Court: United States District Court for the District of Central California
Case Name: Glassman v. Home Depot USA, Inc.
Citation: 2018 U.S. Dist. LEXIS 122842
In this product liability case, the plaintiffs alleged that a lithium-ion battery manufactured by the defendants caused a fire in their garage. The plaintiff’s hired an electrical engineering expert to opine on causation. The defendants moved to preclude the expert’s testimony, and they argued that because the plaintiffs’ entire case depended on White’s testimony, they filed for summary judgment in the case.
The electrical engineering expert worked with a fire origin expert who opined that the fire had initiated from a workbench of the garage. After the fire origin expert eliminated some potential causes (arson, smoking, etc.), the electrical engineering expert ran an arc mapping survey to determine the cause of the fire. Arc mapping is a tool documented in the NFPA 921, which is the National Fire Protection Association guide for proper practices and procedures to determine the cause and origin of a fire. This survey showed that the fire had originated from a battery kept in a charger, which he found out later was not made by the defendants.
The electrical engineering expert then took two batteries from the floor near a workbench and ran CT scans on them. This procedure was supported as proper for determining the origin of fire from a battery by peer-reviewed journal citations. There he found that there was ‘thermal runaway’ in one of the batteries manufactured by the Defendants which, according to him, was the cause of the fire. This was reported in his Supplemental Report.

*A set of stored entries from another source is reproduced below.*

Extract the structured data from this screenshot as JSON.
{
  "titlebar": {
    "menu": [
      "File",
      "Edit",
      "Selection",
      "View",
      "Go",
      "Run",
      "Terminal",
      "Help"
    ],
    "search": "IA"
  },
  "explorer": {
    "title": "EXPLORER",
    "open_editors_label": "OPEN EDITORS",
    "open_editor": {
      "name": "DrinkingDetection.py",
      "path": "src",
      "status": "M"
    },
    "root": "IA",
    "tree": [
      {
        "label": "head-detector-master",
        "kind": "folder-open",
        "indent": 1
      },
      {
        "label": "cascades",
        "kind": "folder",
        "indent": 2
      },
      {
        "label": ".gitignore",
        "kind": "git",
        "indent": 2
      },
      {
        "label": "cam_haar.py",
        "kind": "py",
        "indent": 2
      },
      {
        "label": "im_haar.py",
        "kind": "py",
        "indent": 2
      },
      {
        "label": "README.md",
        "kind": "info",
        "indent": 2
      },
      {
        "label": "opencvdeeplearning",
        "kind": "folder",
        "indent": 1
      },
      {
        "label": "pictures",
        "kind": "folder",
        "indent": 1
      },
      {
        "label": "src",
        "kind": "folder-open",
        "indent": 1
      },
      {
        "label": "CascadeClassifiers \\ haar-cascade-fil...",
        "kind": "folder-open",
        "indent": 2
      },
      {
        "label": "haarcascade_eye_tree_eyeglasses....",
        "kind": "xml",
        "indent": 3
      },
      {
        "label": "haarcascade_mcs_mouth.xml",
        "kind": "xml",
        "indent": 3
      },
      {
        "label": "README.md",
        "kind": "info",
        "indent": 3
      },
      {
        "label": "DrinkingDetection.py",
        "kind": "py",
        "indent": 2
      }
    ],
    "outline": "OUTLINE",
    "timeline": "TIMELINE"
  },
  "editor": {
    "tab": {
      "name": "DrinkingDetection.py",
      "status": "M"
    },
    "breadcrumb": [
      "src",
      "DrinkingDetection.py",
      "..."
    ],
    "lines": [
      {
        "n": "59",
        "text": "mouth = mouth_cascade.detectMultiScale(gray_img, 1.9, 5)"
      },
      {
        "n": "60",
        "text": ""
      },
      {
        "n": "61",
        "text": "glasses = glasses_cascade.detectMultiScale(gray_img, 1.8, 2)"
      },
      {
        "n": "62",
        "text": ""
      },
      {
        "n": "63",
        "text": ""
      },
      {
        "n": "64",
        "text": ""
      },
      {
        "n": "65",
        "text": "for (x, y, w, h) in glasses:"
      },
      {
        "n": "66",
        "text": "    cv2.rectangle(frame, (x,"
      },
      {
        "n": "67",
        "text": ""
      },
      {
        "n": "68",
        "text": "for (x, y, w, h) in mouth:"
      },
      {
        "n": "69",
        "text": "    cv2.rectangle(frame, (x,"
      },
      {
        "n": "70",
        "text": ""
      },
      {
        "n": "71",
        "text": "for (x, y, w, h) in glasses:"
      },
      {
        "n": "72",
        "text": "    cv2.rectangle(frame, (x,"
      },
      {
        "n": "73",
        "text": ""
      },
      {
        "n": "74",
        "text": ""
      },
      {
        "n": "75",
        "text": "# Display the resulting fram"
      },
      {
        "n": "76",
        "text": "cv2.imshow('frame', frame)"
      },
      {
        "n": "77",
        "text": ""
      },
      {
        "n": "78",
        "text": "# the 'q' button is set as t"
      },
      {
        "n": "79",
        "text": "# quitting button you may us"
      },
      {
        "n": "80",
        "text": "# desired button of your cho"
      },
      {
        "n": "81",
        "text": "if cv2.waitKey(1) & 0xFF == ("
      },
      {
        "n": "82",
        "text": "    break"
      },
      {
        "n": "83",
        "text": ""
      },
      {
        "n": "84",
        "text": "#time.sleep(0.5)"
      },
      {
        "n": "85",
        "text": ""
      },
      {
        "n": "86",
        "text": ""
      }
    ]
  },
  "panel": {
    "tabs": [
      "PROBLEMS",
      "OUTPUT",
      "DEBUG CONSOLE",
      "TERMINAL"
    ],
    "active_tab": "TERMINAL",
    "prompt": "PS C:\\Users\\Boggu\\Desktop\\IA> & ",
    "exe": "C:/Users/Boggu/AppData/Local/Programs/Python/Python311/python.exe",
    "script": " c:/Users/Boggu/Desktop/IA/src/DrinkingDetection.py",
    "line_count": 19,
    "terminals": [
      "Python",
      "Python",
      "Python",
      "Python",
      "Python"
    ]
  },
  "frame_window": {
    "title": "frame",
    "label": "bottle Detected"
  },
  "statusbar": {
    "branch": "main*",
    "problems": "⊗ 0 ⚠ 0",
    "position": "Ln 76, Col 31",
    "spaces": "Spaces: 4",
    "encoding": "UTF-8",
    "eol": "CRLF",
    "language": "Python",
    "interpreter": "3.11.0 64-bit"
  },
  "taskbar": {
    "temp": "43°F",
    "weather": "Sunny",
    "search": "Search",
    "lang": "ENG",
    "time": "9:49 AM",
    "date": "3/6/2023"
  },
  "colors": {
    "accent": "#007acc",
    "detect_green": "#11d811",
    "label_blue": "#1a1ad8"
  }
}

The court expressed concerns with the electrical engineering expert’s conduct in changing his methodology immediately upon finding out that the defendants had not manufactured the battery determined as the cause of the fire. Moreover, the expert chose to scan only two batteries, which he knew were the defendants’ products, despite the defendants’ claims that there were other batteries in the vicinity.
The court noted that though the expert’s conclusions and the timing of his supplemental report were in question, he had used evidence to support his methodology. The court cited Schlesinger v. United States, 898 F. Supp. 2d 489, 505 (E.D.N.Y. 2012) (“The decision not to follow the methodology set forth in NFPA 921, as well as other purported flaws in the Russo methodology—e.g., the failure to rule out other possible causes—goes to the weight of the evidence, not its admissibility.”) The court found the expert’s methodology reliable enough that it was not rendered as “junk science”. The court further noted that “The interests of justice favor leaving difficult issues in [*15] the hands of the jury and relying on the safeguards of the adversary system—'[v]igorous cross-examination, presentation of contrary evidence, and careful instruction on the burden of proof’—to ‘attack[ ] shaky but admissible evidence….'”, citing Wendell 858 F.3d at 1237-38 (citing Daubert, 509 U.S. at 596).
The court declared the testimony of the plaintiffs’ electrical engineering expert admissible and denied the defendants’ motion for a summary trial. It was determined that shakiness in an electrical engineering expert’s opinion does not make it inadmissible, as the opinion can be rigorously challenged during cross-examination in front of a jury.